Sie befinden sich hier Werke (Meta)symphonik - Oratorien

Über die Siebente Symphonie (Frühlingssymphonie)





Theodorakis und Ritsos in Dresden (Photo Guy Wagner)
1975 hatte ich einen musikalischen Entwurf zu einigen Versen aus der »Herrin der Weinberge« geschrieben, den ich meinen Freunden in Paris sehr gern vorspielte. Im Mai 1982 beschäftigte ich mich wieder mit diesem Material. Innerhalb von zwei Wochen beendete ich das Finale der Symphonie Nr 7.

Etwas später nahm ich mir erneut die zwei Texte »Frühlingssymphonie« und »Marsch des Ozeans« vor. Diese Verse hatten mich in meiner Jugend stark geprägt. In unserem damaligen Haus, Anfang der vierziger Jahre, in der gebirgigen Stadt Tripolis, las ich, neben dem Ofen sitzend, aus dem der Duft frisch abgesägter Tannenzweige drang, die Verse von Ritsos und träumte von Frühling und Meer. Ich sah aus dem Fenster auf den Schornstein der Mavrojannis-Mühle und dachte: Erotisch null.

Ich begann mit der Vertonung der »Frühlingssymphonie«. Ich wählte die Verse mit großer Vorsicht aus, um die Struktur des poetischen Werkes nicht zu zerstören.

Erster Satz: Frühlingssymphonie

Die Erde schaudert. Unter der Erde knistert die aufgehende Saat. Die Halme, nach oben strebend, versuchen die Haut der Erde zu durchstoßen, um ans Licht zu gelangen, die Sonne zu grüßen. Verloren in der Unschuld der Jugend - wie soll ich die Pein erklären, die mich im Chaos meines Denkens und Seins gleich Paukenschlägen martert? In jenen Jahren, zwischen 1940 und 1943, quälte mich am meisten der Schatten Gottes. Meine Hinwendung zur Dichtung, die den Schlüssel bereithielt für das Tor zum All, ist verständlich: Gott suchend suchte ich dich. Die Stimme klingt sehr tief, als entspringe sie der eisigen März-Erde. Je mächtiger der Frühling wird, desto deutlicher ist die Stimme zu hören, verwoben mit den Geräuschen der Samen und Säfte, die den Stamm des Baumes und des Jungen in Erregung versetzen. Ich fühle, wie mich hinter den verschlossenen Fensterläden zwei Augen beobachten, wenn ich mich nachts hinlege und auf die weißen Wände des Hauses starre, das ahnungslos schläft.

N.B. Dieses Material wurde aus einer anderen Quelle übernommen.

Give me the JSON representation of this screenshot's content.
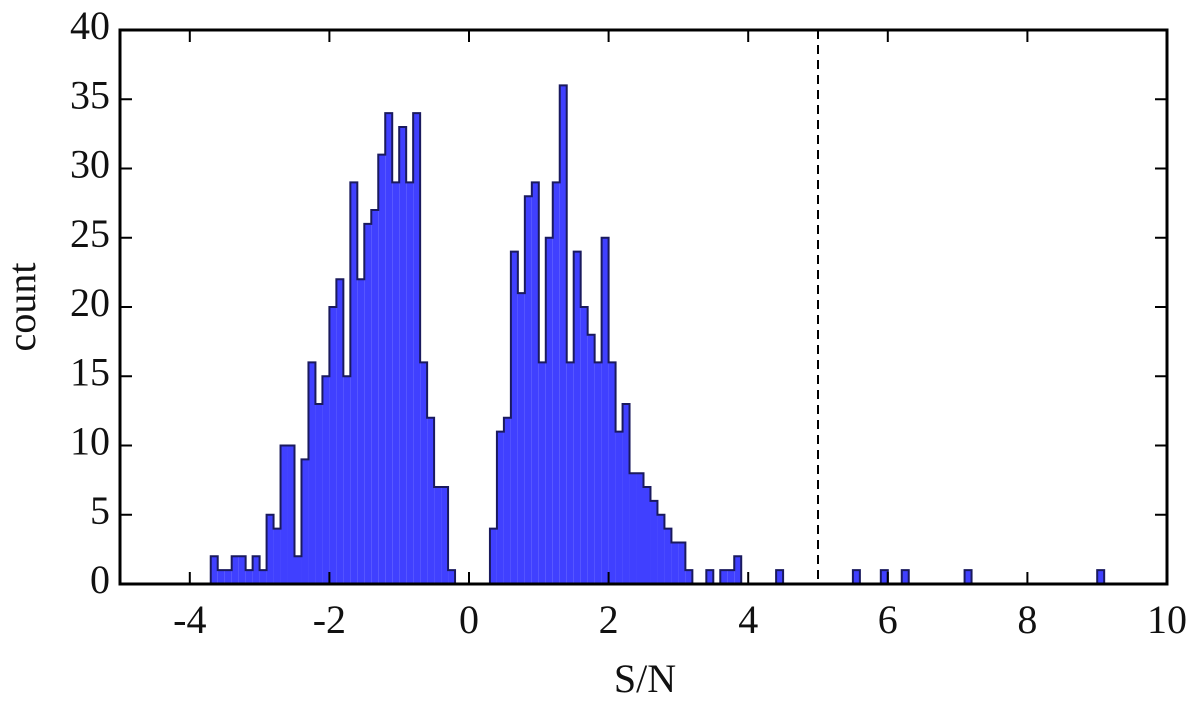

Ich fühle, dein Haar aromatisiert die Nacht.

Gewaltig erhebt sich der Chor über das Weltendach, die erste Erlösung zu verkünden, die das Wissen um die Liebe mit sich bringt. Aber zugleich peinigen Stimmkatarrakte den ruhigen Fortgang der Dinge. Im Königreich des Frühlings ist Ordnung Unordnung, Ruhe Sturm. Alles ist Lied und Beben zugleich. Klanglich muß das Bild des Lichtes, das in den Adern des Grases und des Steins singt, wiedergegeben werden. Die Streicher müssen zu Adern werden, die sich überschneiden, ineinandergreifen, sich gegenseitig vernichten. Sie prallen an die Oberflächen, die sich der menschlichen Stimmen bedienen, um zu singen. Sie folgen dem Vogel, der eintaucht ins Blaue und die Botschaft Gottes überbringt. Plötzlich fühle ich in mir eine Kraft und erkenne: ich wurde geboren, die Sonne deiner Augen zu grüßen. Und identifiziere mich mit dem All, ich, der bestirnte Himmel des Sommers, dessen Kommen ich nun erwarte.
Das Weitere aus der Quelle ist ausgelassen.